P05.47 Long-lasting response in spinal metastases from ALK rearranged Non-Small-Cell Lung Cancer treated with different ALK inhibitors

BACKGROUND: About 35–50 % of ALK-rearranged NSCLC patients develop brain metastases (BM), while leptomeningeal metastases (LM) occur in 5% of patients, and spinal intramedullary metastases in < 1%. Few data are available regarding the efficacy of ALK inhibitors in neoplastic spinal disease from NSCLC. MATERIAL AND METHODS: In March 2014 a 55 year-old woman developed multiple BM after 2 years from the diagnosis of an ALK-rearranged NSCLC who was receiving crizotinib, a first-generation ALK inhibitor. Crizotinib was continued associated with WBRT with a near-CR (RANO criteria) lasting 12 months. One year later a spinal MRI displayed multiple intramedullary enhancing lesions and diffuse leptomeningeal spread along the cauda equina, with CSF positivity for neoplastic cells. Ceritinib, a second-generation ALK inhibitor, was started and a CR both on MRI and CSF was obtained lasting 18 months. In December 2017 the patient developed a bladder dysfunction and paralytic ileus due to multiple intramedullary spinal and leptomeningeal recurrences. Considering the higher BBB penetration of lorlatinib, a third-generation ALK inhibitor, the patient started the drug and achieved a significant improvement of the urinary incontinence and intestinal transit after 3 months Conversely, no change of the extent of spinal disease was observed on MRI. At this time, the patient is continuing treatment with lorlatinib and she is free of recurrence since 5 months.

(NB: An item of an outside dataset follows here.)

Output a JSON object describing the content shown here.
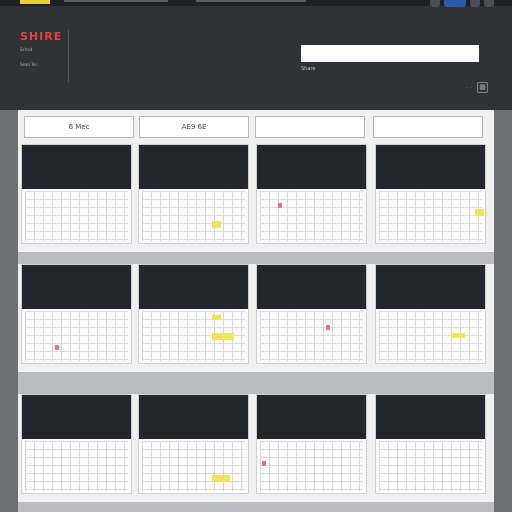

RESULTS: The development of CNS disease in ALK-rearranged NSCLC has been suggested to be a natural evolution of the disease and/or is correlated to low CNS penetration of the molecular drugs that control the systemic disease. The PROFILE trials (1005 and 1007) have shown longer OS in patients with BM who received crizotinib beyond progression, but data are lacking on the activity of second- and third-generation ALK inhibitors. CONCLUSION: This is the first report of a prolonged clinical and radiological response using sequentially different ALK inhibitors in a patient with concurrent LM and spinal intramedullary metastases from an ALK-rearranged NSCLC.